# Microsoft Office Specialist:Exam 77-888 - Excel 2010 Expert Test



## kevin87 (Dec 20, 2011)

I am thinking about taking the Excel 2010 Expert Certification Exam (http://www.microsoft.com/learning/en/us/Exam.aspx?ID=77-888&Locale=en-us). Has anyone taken this or one like it? 

Just doing a quick search I found alot of training resources, but I am looking for advice on the best way to prepare for the exam, or any insight into the type of questions on the exam. Thanks.


----------



## Pampoenpit (Dec 30, 2011)

Hi There

Have you been able to find anymore help for taking this exam?

I'm planning to take this exam (77-888 - Excel 2010) in the next two months. The Word expert exam was ridiculously easy and I felt it was really "shallow". I have taken the Excel Specialist exam and got 95% but feel it was extremely hard. There were a lot of formulas in there that you had to fix. So in light of how hard the specialist exam was I'm trying to find all possible resources to prepare and pass the expert exam first time.

I have purchased the MOS 2010 Study Guide for Microsoft Word Expert, Excel Expert, Access and Sharepoint. I found on the Word exam that the book didn't cover even half of the questions that appeared in the exam.
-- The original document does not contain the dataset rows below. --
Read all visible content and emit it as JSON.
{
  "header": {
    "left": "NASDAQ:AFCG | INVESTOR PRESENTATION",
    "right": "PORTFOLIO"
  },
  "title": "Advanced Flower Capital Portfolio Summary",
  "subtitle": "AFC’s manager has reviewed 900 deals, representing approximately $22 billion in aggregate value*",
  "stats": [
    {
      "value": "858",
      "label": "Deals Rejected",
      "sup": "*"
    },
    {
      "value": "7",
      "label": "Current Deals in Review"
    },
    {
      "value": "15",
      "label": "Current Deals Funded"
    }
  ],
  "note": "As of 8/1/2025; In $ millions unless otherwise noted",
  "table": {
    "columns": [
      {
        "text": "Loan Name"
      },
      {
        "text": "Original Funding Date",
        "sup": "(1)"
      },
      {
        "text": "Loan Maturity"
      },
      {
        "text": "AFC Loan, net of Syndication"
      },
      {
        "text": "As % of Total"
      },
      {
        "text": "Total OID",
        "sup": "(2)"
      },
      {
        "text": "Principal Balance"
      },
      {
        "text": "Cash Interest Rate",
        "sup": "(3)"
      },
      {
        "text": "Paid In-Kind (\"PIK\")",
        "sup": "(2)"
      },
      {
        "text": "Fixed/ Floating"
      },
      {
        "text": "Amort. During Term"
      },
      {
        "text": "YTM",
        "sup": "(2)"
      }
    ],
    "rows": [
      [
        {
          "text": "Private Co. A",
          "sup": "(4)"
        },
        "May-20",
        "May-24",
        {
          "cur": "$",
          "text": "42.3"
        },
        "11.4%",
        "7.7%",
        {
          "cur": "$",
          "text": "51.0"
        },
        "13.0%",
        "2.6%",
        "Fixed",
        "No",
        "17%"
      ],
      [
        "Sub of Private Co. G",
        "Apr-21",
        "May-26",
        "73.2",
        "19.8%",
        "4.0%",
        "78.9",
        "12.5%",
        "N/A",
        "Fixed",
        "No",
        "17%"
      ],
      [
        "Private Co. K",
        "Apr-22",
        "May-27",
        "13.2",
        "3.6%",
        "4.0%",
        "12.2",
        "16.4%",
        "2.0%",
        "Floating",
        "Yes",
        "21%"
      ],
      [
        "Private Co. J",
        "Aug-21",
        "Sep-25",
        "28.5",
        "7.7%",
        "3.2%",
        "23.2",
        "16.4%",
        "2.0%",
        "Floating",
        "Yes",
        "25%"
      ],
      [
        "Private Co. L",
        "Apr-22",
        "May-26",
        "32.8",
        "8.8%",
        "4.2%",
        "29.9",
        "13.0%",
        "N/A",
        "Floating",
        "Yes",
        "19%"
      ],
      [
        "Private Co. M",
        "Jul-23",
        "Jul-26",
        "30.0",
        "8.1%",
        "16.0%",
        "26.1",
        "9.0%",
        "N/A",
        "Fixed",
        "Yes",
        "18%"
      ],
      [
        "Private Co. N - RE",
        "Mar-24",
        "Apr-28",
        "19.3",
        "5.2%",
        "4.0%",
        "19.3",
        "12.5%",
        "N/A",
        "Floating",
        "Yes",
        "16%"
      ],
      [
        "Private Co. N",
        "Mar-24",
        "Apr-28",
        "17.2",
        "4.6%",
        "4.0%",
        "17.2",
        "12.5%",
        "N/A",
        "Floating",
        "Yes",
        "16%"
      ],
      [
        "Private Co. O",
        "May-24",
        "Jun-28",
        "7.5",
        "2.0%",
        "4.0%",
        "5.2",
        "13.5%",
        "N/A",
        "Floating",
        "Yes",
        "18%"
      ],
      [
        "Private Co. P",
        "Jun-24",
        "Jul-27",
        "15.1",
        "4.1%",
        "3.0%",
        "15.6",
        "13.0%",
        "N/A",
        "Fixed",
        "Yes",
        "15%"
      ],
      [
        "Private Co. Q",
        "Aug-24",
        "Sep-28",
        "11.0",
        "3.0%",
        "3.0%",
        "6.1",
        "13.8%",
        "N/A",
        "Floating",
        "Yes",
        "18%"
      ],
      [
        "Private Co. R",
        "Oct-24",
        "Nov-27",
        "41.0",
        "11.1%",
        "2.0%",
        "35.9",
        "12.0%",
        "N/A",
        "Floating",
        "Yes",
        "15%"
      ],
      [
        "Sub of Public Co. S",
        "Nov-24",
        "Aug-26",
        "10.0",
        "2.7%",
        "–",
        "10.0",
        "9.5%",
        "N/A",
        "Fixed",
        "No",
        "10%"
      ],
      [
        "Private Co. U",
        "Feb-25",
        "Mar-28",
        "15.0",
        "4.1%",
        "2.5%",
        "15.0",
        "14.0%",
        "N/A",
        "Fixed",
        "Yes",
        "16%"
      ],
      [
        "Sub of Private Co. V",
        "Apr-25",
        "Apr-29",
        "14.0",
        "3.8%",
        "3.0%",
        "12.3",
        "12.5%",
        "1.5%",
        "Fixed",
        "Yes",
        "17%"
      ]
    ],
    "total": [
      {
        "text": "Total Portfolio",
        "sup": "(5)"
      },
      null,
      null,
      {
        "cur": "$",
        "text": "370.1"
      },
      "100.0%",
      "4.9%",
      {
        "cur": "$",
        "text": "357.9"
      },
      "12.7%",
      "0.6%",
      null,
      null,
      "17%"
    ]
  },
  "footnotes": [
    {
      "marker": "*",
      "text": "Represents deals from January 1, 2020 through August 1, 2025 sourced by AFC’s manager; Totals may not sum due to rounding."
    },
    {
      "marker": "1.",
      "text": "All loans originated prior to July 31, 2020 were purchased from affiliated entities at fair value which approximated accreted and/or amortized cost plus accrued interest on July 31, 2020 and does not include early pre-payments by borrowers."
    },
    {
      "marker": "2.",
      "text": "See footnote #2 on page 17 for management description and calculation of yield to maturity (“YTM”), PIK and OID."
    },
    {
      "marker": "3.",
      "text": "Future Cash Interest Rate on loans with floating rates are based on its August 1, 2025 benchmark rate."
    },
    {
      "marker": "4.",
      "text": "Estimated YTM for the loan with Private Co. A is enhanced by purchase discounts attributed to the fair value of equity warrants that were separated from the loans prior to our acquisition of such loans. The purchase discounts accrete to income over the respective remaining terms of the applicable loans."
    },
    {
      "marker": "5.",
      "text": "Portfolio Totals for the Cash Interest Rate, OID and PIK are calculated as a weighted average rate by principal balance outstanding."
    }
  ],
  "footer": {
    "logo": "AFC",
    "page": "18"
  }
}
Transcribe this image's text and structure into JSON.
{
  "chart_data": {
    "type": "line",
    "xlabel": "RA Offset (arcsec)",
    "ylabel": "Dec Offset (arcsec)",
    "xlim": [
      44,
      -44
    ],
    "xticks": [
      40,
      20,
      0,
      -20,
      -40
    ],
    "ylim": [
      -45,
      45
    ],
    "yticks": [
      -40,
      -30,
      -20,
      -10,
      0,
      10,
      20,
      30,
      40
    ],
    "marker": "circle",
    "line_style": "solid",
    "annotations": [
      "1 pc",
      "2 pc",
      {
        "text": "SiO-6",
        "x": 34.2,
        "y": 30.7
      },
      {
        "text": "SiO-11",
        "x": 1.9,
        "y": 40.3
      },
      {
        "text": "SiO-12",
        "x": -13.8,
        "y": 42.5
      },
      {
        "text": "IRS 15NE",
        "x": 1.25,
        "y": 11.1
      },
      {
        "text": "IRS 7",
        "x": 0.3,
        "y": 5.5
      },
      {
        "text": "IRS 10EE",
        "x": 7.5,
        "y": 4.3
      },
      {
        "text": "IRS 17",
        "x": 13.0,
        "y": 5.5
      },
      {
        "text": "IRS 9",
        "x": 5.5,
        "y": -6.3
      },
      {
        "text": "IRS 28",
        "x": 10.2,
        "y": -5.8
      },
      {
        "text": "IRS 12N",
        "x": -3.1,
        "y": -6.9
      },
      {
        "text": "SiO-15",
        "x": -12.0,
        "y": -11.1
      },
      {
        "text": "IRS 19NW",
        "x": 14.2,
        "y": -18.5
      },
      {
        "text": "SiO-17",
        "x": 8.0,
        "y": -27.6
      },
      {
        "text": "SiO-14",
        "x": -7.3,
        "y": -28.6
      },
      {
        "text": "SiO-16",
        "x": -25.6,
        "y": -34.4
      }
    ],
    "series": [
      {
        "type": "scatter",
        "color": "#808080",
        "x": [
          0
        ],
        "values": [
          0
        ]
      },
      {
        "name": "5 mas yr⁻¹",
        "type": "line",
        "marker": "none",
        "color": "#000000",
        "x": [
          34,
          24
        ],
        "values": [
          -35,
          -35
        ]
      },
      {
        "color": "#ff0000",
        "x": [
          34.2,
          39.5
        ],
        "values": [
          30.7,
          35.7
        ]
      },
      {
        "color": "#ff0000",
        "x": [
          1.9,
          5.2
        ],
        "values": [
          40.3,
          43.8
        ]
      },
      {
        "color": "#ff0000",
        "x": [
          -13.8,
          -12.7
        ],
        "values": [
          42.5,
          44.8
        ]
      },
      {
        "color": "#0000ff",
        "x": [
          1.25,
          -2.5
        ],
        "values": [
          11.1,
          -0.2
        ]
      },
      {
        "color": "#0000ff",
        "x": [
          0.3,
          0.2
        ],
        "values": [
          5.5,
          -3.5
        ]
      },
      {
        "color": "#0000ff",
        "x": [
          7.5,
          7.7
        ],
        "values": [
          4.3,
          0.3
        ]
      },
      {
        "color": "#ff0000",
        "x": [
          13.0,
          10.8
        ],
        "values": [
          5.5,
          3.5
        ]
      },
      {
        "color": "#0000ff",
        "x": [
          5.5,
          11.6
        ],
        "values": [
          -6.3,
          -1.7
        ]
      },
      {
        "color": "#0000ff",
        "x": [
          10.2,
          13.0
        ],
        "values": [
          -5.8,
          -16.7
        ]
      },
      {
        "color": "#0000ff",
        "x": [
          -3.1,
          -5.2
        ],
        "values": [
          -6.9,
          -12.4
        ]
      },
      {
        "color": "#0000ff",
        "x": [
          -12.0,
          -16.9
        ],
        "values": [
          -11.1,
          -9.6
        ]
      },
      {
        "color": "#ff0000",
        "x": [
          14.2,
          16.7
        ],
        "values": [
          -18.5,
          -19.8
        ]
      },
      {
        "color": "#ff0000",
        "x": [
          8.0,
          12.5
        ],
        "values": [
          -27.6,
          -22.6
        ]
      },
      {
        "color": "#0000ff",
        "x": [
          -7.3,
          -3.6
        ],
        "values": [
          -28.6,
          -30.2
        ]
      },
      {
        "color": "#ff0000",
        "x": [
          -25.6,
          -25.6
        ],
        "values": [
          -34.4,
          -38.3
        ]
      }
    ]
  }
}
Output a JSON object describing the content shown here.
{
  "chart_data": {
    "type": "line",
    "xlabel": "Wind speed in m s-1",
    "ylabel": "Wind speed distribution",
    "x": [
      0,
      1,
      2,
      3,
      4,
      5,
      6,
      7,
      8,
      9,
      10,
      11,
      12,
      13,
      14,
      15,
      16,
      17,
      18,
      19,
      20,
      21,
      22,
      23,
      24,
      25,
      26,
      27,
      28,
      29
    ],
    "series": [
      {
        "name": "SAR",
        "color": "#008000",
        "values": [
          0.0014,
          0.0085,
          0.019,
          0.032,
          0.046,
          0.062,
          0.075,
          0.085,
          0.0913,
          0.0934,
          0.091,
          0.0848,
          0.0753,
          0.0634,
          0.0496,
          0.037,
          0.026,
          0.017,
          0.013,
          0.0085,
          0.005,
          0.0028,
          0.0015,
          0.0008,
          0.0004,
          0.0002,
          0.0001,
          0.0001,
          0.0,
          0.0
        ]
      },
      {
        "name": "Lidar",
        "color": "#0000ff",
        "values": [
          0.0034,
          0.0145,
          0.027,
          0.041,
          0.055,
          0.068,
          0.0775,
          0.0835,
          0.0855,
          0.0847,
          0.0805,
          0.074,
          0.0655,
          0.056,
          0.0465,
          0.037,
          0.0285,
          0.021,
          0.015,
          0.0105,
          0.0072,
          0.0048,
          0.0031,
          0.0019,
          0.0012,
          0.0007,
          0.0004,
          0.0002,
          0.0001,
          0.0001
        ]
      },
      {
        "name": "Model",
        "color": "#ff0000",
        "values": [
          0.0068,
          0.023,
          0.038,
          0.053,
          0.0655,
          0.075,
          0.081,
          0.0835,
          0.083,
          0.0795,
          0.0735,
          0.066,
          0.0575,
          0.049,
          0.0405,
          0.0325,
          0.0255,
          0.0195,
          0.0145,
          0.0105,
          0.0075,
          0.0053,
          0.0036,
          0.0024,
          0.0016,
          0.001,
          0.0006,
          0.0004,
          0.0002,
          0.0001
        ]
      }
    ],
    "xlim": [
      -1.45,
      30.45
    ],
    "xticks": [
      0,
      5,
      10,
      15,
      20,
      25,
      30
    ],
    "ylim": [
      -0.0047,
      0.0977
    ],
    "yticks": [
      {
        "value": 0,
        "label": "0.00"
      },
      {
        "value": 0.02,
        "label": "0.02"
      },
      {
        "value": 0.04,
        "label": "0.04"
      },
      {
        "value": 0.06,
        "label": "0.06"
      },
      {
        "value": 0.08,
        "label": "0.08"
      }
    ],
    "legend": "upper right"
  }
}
I also bought on recommendation: Business Analysis: Microsoft Excel 2010 - this is a brilliant book to prepare you for the formulas and functions part of the exam. It also comes with a comprehensive set of downloadable workbooks to practice on.

Please let me know if you were able to find anymore info? It seems there is hardly any info out there regarding resources for this exam and I have not been able to find people's feedback or reviews of the exam at all.

j


----------



## kevin87 (Dec 31, 2011)

J, 

Thanks for your response.  Unfortunately, I've been finding out pretty much the same thing as you have; the books don't cover the test material very well.  

Also, things have been kind of crazy for me at the end of the year so I haven't really had alot of time to study or find out too much more about the exam.  Hopefully, I'll have more time in the new year to focus on it.

I'll post back here if I find anything useful.


----------